Memfokuskan pada area tertentu (making focal areas),
Memprioritaskan area tertentu seperti efisiensi energi, keanekaragaman hayati laut, kelestarian ekosistem laut, pembangunan infrastruktur pesisir pantai yang ramah lingkungan, restorasi ekosistem, dan formulasi regulasi atau kebijakan (Sarker et al., 2019)
Melakukan Aksi
Melakukan aksi dalam kaidah Blue Economy harus selaras dengan SDGs poin ke-13, aksi iklim (climate action), dan poin ke-14, kehidupan di bawah laut (life below water).
- Mengidentifikasi masalah utama, merupakan cara yang paling utama agar proses
penerapan kebijakan Blue Economy dapat berjalan dengan lancar. - Memperbaiki edukasi dan kapasitas SDM, teredukasinya para nelayan dan masyarakat pesisir pantai akan membuat pengelolaan ekosistem laut menjadi terjaga dan berkelanjutan.
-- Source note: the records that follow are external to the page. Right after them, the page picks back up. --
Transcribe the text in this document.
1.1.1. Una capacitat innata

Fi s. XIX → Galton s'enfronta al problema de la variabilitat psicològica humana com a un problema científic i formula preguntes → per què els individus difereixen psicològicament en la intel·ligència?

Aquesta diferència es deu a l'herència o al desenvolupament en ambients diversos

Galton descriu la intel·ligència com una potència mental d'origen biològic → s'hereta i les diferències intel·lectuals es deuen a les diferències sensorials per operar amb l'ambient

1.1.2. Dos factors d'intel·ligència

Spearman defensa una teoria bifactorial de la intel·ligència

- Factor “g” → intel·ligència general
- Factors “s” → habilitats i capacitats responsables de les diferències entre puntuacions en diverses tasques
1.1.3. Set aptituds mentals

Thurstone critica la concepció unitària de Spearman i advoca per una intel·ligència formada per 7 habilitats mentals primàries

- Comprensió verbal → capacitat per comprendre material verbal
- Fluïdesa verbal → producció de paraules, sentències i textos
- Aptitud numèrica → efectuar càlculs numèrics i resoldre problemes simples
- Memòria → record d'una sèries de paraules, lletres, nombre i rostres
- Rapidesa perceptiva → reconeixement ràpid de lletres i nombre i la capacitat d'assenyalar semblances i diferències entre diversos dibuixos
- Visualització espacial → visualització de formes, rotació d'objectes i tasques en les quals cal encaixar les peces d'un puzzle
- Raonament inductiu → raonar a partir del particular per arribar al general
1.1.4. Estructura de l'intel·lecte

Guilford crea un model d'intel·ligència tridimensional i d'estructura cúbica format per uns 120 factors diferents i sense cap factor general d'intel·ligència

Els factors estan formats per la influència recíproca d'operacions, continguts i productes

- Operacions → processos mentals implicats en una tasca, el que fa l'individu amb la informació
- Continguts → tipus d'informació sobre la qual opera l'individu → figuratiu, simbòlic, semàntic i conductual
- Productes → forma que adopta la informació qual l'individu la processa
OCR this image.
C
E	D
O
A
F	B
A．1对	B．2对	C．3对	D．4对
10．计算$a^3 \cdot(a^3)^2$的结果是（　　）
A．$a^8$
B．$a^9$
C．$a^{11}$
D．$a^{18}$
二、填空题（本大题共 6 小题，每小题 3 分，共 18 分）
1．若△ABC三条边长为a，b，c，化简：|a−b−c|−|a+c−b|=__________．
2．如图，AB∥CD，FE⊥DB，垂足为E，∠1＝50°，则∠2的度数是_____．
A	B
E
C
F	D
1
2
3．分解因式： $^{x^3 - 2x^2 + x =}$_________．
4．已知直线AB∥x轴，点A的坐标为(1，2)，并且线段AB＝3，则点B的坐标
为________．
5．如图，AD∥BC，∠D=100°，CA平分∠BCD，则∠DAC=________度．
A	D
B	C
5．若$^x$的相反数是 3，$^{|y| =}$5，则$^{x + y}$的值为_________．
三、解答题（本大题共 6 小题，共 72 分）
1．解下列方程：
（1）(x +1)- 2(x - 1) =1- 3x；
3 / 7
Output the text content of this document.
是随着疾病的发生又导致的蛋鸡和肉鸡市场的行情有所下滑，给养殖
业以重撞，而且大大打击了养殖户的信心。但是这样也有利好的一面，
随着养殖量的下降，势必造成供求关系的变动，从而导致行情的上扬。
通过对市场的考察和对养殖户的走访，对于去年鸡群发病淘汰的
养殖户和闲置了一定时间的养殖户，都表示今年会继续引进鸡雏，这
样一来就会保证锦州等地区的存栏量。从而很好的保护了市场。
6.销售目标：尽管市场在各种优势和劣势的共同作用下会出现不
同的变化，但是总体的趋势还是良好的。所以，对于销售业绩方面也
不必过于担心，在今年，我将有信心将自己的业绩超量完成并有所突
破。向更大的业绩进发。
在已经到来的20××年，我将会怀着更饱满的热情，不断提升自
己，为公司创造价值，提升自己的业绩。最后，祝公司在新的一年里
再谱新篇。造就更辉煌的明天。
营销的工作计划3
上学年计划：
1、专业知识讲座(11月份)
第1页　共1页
Ketiga, pengaplikasian teknologi ramah lingkungan, teknologi pengelolaan ekosistem laut yang sesuai (proper) akan membuat tiga kali lipat keuntungan yaitu kelestarian lingkungan, pendapatan yang maksimal, dan pasokan pangan yang memadai.
- Pengaplikasian teknologi ramah lingkungan teknologi pengelolaan ekosistem laut yang sesuai akan membuat tiga kali lipat keuntungan yaitu kelestarian lingkungan, pendapatan yang maksimal, dan pasokan pangan yang memadai.
- Mengintensifikasi pendanaan manajemen laut, memprioritaskan penyaluran dana ke pengelolaan laut akan semakin membawa ke sustainable Blue Economy itu sendiri.
- Kelima, memperketat regulasi pengelolaan laut, output dari semakin ketatnya regulasi dan pengawasan pemerintah dalam mengelola laut adalah kondisi laut yang sehat, produktif, dan aman dari ancaman.
- Investasi sistem pengatur iklim.
- Pembuatan kebijakan, kebijakan dalam hal ini harus multi-level approaches, yaitu harus menyertakan kesatuan tujuan regional (Asia Tenggara), menjadikan agenda nasional, dan mengidentifikasi keanekaragaman isu yang berdampak kepada masyarakat.
- Kolaborasi dengan pihak luar.
- Melakukan riset terkait tata kelola laut, riset yang baik akan menciptakan suatu terobosan baru dalam memanajemen laut yang berkelanjutan (Sarker et al., 2019).
Mencapai tujuan
Melakukan langkah-langkah di atas dengan saksama akan mengarahkan kita kepada Sustainable Blue Economy yang memiliki output meminimalisasi dampak perubahan iklim dan terciptanya ketahanan pangan.
Kesimpulan
Indonesia merupakan negara maritim dengan kepemilikan potensi ekonomi dan sumber daya alam laut yang melimpah. Kehadiran akan perubahan iklim telah menyebabkan resesi dan menurunnya pendapatan ekonomi Indonesia yang signifikan, kesejahteraan masyarakat menurun, serta kondisi kesehatan ekosistem laut yang terancam. Oleh karenanya, dibutuhkan penerapan kebijakan Blue Economy, yaitu konsep pembangunan ekonomi nasional namun tetap memperhatikan aspek sosial dan ekologi sehingga tetap berorientasi kepada kemakmuran masyarakat dan tidak menyebabkan degradasi lingkungan. Terstrukturnya konsep Blue Economy dari prinsip fundamentalnya dan model pembangunan ekonominya diharapkan mampu memberikan triple-gain yaitu keuntungan secara ekonomi, sosial, dan ekologi. Dengan demikian, Penulis berharap agar para stakeholders segera mengoptimalkan dan memaksimalkan
penerapan kebijakan blue economy guna dapat mengakselerasi pencapaian pembangunan berkelanjutan di Indonesia, khususnya sustainable living.